Persistent Apical Periodontitis
It is post-treatment apical periodontitis in an endodontically treated tooth. Enterococcus faecalis is the most consistently reported organism in persistent apical periodontitis.
Etiology:
- It may result because of incomplete cleaning of complex pulp space which is inaccessible to instrumentation, irrigation, and thus obturation.

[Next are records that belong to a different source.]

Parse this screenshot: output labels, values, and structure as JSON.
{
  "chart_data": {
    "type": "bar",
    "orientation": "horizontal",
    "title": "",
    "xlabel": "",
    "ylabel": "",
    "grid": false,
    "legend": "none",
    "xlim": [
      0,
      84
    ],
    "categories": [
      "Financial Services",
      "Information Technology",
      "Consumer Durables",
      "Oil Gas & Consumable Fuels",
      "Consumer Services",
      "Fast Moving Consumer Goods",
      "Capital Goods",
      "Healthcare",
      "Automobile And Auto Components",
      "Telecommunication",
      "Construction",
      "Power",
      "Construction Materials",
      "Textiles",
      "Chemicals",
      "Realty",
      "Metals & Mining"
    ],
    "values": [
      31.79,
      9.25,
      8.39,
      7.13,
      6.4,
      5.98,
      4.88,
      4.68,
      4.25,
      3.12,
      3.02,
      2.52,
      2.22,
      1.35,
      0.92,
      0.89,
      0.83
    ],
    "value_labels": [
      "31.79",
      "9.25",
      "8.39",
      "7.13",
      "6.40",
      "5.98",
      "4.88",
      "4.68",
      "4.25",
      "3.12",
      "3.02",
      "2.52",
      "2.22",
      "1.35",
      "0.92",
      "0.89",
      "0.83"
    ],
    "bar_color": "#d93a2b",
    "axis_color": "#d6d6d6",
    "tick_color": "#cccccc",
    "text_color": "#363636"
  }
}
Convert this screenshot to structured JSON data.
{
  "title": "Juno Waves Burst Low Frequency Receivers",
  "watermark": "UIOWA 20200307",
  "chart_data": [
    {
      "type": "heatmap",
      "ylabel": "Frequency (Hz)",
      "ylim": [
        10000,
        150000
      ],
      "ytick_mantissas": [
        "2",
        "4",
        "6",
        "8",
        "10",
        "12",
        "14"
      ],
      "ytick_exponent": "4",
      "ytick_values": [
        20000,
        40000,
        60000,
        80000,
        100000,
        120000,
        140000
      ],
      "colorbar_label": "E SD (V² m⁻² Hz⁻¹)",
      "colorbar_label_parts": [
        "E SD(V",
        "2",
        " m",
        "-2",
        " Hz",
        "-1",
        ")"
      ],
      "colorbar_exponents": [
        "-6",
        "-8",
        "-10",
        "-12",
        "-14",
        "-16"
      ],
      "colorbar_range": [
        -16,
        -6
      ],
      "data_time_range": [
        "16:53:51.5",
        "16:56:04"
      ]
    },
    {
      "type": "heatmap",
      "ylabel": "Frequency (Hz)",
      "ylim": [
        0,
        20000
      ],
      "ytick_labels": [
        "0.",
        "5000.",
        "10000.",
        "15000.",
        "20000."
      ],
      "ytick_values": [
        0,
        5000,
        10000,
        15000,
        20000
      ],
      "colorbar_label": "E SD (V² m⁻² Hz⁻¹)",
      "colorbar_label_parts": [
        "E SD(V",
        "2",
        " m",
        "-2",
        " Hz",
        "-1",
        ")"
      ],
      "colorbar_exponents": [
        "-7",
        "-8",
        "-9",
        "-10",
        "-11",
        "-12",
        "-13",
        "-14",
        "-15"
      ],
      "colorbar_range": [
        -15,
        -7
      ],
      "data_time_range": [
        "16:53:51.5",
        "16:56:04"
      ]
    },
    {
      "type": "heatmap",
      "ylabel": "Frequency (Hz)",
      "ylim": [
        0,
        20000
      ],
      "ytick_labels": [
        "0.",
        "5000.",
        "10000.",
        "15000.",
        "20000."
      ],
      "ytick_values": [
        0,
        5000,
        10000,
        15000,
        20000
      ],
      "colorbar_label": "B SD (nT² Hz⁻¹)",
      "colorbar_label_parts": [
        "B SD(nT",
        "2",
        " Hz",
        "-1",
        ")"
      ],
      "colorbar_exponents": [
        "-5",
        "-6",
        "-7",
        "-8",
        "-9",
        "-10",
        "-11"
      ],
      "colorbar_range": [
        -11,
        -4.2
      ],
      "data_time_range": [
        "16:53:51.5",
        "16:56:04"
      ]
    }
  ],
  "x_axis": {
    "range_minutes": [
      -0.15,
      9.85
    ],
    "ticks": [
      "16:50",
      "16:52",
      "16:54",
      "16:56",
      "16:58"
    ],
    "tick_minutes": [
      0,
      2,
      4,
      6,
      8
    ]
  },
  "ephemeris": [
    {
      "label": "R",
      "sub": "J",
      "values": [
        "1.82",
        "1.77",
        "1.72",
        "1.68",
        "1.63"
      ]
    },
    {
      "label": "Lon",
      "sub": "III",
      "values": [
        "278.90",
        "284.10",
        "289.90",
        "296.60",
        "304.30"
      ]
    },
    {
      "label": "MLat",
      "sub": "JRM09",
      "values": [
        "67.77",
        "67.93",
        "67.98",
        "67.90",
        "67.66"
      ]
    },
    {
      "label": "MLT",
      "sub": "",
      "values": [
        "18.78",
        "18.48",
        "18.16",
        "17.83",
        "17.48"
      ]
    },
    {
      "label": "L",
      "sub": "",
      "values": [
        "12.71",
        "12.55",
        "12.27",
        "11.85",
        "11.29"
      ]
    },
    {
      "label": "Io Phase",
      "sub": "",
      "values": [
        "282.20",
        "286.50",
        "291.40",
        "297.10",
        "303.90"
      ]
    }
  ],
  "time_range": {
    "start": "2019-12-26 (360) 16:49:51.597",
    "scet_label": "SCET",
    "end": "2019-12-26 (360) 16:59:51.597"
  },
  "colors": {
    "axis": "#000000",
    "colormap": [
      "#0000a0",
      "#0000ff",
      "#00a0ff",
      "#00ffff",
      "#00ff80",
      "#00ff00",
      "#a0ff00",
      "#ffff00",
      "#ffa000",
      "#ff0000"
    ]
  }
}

- Nair listed the following extraarticular factors which contribute to persistent apical periodontitis:
- Foreign body reaction to gutta-percha
- Periapical biofilms
- Cholesterol crystals
- Periapical scar tissue
- Actinomyces infection
Diseases Of Periradicular Tissue Of Nonendodontic Origin
Periradicular lesions may arise from the remnants of odontogenic epithelium.
Benign Lesions:
- Early stages of periradicular cemental dysplasia
- Early stages of monostotic fibrous dysplasia
- Ossifying fibroma
- Primordial cyst
- Lateral periodontal cyst
- Dentigerous cyst
- Traumatic bone cyst
- Central giant cell granuloma
- Central hemangioma
- Hyperparathyroidism
- Myxoma
- Ameloblastoma
Radiographic Features of Lesions of Nonodontogenic Origin:
- Presence of radiolucent areas
- Intact lamina dura
Diagnosis:
Teeth associated with nonodontogenic lesions are usually vital. The final diagnosis is based on a surgical biopsy and histopathological examination.
Malignant Lesions:
They simulate endodontic periradicular lesions and are often metastatic in nature:
- Squamous cell carcinoma
- Osteogenic sarcoma
- Chondrosarcoma
- Multiple myeloma
Diagnosis:
1. Vitality:
The involved tooth is vital but disruption of sensory nerves may show no response
2. Radiographic features:
Lesions are associated with rapid and extensive loss of hard tissue, that is, bone and tooth.
3. Biopsy:
Histological evaluation of diagnosis.
Conclusion:
One of the most important clinical factors for pulpal pain is caries which affects pulp by bacteria or their byproducts. Once the pulp gets affected by bacteria or their by-products, its inflammation starts, which if not timely treated, might develop into pulp necrosis.
Toxic byproducts formed as a result of pulp decomposition act as irritants on the periapical tissues and give rise to many forms of reactions and the latter involve periradicular tissues.
Some of these reactions occur for a short time accompanied by signs and symptoms, others develop slowly and are asymptomatic. To save a tooth from sacrificing, a proper diagnosis based on clinical, radiographically, and histological basis should be made so as to provide optimal treatment to the lesion.
In suspicious cases, a biopsy of the lesion, referral to the pathologist, and long-term follow-up is required.